Barry Diller finally landed Angie’s List.
Consumer review and e-commerce site Angie’s List has agreed to sell itself to online conglomerate IAC, a year and a half after it rebuffed its hostile bid for the company.
IAC, where Diller is chairman, made a hostile $512 million bid for Angie’s List in November 2015 but was rebuffed. Angie’s List said the bid “dramatically” too low.
But the value of Angie’s List stock has since plunged about 45% to a market value of about $350 million. The company lost nearly $8 million last year and is expected to post another quarterly loss on Wednesday.
Under the deal announced Monday evening, Angie’s List shareholders can elect to receive $8.50 in cash per share, or a share in the new combined company. It values the company at just over $500 million. Shares are up 3.5% after the deal was announced Monday evening.
IAC also owns Angie’s rival HomeAdvisor. It plans to continue to operate both brands separately, and combine them into a new publicly-traded company named ANGI Homeservices Inc. IAC will own at about 90% of the stock in the combined company.
Both Angie’s List and HomeAdvisor allow people to search for professionals providing services such as home repair.

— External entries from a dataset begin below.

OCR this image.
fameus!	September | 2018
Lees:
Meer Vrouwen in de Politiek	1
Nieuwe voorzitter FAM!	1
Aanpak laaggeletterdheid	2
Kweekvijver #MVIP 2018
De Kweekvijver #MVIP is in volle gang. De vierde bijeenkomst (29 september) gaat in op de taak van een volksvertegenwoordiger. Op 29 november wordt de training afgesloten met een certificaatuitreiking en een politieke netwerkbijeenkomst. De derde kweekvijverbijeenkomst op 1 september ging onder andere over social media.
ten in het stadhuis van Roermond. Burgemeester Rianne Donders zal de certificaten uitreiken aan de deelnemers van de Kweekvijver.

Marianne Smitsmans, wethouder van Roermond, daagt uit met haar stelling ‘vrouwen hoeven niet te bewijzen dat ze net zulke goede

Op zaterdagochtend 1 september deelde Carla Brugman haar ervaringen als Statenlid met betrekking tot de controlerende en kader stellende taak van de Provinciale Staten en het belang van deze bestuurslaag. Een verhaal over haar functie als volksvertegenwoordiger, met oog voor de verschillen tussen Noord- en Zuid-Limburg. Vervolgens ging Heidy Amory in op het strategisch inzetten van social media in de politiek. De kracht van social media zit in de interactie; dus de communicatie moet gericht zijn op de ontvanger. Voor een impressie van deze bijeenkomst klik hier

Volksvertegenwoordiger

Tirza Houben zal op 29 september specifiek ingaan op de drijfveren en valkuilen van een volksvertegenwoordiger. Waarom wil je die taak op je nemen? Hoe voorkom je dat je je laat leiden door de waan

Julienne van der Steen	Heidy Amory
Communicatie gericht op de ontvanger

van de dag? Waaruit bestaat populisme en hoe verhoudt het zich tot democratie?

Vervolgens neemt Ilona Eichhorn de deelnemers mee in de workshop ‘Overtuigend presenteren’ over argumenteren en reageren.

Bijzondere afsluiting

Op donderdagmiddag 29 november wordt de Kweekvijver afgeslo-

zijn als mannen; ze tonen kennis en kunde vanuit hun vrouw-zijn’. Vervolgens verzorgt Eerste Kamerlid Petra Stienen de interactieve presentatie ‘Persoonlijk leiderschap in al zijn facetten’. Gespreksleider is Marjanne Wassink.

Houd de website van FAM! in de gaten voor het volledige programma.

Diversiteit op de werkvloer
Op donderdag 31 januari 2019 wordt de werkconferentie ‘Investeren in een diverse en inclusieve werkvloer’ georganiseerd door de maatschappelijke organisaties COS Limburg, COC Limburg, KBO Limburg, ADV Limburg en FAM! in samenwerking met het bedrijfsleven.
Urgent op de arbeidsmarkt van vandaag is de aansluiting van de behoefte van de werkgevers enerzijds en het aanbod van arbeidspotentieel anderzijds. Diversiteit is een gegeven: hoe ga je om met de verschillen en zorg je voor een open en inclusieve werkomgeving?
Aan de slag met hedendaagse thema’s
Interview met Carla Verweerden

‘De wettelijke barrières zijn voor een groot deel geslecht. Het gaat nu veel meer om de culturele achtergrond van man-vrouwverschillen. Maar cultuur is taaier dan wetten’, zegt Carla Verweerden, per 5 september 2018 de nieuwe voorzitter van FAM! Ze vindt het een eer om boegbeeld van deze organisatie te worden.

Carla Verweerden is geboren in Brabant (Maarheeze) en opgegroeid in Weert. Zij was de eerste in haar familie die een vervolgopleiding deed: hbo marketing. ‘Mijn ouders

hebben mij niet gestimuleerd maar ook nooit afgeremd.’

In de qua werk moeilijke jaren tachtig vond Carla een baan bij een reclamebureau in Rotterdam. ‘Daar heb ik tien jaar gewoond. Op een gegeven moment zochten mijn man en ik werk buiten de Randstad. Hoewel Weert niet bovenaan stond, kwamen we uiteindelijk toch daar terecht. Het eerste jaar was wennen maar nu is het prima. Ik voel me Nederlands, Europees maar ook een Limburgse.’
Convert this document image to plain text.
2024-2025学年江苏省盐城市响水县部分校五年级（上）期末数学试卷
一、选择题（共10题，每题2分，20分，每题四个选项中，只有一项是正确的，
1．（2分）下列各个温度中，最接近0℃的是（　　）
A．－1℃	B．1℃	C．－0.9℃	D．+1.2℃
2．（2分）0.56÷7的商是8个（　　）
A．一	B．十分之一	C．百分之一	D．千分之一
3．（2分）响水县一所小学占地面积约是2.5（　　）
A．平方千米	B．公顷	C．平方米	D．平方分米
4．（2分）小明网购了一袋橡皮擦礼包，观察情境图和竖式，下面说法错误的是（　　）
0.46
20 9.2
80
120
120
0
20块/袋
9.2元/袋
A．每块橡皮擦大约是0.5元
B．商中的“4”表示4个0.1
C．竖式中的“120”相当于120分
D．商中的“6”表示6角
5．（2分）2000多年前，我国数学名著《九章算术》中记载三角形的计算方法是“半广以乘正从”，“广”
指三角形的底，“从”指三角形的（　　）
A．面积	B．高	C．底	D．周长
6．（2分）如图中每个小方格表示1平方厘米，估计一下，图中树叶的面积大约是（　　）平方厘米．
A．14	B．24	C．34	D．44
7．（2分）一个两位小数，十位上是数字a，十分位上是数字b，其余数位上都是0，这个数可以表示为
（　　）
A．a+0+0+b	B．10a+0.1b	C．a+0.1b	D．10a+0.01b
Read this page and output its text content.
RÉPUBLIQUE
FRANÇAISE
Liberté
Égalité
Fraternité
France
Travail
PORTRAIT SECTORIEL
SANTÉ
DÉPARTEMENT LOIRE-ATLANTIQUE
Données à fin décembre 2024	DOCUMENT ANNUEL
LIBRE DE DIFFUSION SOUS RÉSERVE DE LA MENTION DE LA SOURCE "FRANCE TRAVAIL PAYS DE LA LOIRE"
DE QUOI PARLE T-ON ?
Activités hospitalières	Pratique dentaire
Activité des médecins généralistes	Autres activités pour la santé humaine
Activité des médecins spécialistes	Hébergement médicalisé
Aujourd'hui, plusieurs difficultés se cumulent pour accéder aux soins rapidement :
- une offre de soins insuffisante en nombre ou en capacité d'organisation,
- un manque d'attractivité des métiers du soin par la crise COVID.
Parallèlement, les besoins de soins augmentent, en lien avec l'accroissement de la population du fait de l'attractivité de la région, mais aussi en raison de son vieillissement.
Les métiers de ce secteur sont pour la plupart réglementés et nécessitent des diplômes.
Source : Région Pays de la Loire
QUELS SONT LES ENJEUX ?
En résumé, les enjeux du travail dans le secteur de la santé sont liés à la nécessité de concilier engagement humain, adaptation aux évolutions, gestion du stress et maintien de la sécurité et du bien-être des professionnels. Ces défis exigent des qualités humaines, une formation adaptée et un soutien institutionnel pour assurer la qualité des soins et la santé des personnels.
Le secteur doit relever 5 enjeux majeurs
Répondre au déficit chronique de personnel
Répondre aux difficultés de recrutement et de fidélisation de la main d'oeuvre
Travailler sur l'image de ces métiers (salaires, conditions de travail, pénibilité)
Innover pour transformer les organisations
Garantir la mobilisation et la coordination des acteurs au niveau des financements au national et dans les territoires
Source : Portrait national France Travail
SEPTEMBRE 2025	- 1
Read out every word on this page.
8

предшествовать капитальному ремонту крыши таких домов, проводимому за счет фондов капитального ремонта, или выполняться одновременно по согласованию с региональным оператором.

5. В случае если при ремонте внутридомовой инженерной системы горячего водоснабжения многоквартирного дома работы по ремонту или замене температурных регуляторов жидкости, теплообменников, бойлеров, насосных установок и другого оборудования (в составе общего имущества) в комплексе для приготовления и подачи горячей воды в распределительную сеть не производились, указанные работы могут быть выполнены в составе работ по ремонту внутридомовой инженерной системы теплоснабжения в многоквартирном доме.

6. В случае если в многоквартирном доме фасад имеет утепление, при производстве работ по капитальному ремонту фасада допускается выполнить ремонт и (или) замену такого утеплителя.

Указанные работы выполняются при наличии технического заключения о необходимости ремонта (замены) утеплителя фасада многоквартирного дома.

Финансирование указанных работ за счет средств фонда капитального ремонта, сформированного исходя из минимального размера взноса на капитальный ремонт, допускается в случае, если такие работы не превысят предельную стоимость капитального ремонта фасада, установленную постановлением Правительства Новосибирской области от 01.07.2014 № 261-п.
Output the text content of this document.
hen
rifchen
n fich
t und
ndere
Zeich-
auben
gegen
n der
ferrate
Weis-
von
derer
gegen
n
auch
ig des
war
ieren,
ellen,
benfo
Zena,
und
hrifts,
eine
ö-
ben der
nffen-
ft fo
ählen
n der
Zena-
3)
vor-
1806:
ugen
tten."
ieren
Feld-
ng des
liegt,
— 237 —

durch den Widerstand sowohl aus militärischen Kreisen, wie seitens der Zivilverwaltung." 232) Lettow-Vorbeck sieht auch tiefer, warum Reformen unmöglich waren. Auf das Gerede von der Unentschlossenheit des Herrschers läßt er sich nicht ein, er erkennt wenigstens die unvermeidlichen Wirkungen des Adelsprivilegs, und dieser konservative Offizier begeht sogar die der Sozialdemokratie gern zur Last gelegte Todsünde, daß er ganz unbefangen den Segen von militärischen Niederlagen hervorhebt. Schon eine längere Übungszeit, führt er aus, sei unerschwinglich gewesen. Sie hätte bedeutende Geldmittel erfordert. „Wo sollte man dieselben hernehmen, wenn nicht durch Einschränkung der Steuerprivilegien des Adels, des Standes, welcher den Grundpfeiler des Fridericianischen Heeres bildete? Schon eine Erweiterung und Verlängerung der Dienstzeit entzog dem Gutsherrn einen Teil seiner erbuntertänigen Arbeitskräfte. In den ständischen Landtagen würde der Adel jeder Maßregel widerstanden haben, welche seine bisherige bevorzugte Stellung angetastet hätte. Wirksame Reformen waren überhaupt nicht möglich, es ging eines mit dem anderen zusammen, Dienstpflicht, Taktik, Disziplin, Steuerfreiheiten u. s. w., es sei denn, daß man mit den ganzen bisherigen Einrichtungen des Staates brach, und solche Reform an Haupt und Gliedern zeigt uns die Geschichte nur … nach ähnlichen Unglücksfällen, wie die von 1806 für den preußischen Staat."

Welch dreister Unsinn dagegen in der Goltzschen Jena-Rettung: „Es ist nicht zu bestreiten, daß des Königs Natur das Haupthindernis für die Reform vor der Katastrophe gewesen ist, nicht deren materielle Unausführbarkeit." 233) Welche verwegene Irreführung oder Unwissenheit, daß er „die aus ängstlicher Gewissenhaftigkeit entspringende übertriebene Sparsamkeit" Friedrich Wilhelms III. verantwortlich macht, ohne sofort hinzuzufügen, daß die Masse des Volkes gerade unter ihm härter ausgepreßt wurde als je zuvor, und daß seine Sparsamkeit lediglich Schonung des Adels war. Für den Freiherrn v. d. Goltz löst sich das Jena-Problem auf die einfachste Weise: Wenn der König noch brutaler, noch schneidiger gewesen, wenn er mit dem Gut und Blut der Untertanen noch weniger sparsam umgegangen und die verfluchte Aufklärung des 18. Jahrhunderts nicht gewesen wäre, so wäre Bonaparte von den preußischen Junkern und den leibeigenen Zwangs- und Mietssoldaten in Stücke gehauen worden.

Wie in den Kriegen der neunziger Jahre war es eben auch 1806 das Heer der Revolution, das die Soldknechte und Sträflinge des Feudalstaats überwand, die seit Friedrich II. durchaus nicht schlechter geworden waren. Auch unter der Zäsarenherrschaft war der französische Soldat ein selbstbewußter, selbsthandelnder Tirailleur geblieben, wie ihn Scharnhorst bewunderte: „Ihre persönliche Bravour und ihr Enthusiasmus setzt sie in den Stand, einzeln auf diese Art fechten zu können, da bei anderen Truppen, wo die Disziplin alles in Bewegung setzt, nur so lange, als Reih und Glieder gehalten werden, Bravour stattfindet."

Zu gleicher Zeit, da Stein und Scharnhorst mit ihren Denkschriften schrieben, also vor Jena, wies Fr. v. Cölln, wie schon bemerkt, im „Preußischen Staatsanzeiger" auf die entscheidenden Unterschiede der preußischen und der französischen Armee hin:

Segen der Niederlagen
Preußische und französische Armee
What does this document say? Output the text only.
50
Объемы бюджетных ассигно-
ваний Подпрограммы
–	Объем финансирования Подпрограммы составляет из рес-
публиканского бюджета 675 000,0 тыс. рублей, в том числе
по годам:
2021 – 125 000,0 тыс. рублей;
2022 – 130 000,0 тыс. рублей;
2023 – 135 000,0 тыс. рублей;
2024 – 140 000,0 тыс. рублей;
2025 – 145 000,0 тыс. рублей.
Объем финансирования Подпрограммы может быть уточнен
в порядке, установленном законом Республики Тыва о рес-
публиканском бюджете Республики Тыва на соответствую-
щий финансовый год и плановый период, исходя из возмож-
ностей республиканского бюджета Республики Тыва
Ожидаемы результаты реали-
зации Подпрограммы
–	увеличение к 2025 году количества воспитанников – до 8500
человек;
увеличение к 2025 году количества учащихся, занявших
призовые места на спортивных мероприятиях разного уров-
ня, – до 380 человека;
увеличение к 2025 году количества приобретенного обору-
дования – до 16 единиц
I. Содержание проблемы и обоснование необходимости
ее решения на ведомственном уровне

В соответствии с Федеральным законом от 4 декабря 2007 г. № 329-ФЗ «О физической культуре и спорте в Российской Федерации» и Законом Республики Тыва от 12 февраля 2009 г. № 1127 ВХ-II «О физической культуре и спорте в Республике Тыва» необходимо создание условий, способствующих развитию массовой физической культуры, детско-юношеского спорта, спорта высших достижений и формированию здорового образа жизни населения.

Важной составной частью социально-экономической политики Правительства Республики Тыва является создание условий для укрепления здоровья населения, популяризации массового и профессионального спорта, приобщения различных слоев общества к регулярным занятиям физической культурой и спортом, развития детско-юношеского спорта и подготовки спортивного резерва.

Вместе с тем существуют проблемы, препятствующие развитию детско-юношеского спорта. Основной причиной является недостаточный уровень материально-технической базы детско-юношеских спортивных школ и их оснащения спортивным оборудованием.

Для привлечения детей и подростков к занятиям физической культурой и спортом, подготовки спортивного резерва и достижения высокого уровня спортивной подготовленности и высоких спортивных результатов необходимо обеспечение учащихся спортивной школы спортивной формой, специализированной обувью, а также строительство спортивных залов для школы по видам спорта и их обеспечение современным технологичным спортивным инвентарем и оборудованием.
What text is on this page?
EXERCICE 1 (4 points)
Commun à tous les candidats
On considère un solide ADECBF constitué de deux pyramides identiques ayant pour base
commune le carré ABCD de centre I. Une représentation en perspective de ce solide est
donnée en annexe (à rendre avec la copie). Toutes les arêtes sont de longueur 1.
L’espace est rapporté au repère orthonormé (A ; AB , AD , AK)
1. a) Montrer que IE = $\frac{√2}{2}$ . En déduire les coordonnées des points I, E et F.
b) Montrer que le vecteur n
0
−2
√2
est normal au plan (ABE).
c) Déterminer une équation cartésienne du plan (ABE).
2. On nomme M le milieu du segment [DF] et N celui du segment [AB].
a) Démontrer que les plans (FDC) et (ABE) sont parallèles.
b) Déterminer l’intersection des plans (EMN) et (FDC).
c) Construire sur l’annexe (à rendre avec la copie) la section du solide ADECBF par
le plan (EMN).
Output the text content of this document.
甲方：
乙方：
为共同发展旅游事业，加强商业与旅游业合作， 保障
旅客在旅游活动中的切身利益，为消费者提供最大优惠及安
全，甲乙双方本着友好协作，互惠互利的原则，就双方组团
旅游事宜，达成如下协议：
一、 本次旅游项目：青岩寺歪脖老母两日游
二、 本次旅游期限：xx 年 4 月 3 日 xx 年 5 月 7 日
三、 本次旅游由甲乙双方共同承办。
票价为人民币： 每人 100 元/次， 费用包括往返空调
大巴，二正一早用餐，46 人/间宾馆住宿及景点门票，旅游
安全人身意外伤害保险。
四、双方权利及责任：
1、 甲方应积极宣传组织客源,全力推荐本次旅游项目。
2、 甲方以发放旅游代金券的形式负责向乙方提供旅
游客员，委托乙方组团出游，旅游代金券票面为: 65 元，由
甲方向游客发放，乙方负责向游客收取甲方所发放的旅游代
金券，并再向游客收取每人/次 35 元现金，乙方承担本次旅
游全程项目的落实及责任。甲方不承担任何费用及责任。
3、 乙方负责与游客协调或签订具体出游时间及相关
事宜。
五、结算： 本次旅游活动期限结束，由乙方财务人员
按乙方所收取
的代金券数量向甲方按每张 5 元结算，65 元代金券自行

IAC also owns a majority of online dating service Match, which itself owns Tinder, as well as video sharing site Vimeo and news sites such as The Daily Beast. It frequently buys companies, combines similar sites into the same holding company, and then spins them off. That’s what it did with travel site Expedia, which now owns numerous other travel sites. IAC has grown from one company with a market cap of $201 million in 1995 to a group of 10 different publicly traded companies with a market value of $43 billion, according to Diller, who is also chairman of Expedia.
“While it’s hard to predict the future, I think we’ll just keep going,” said Diller.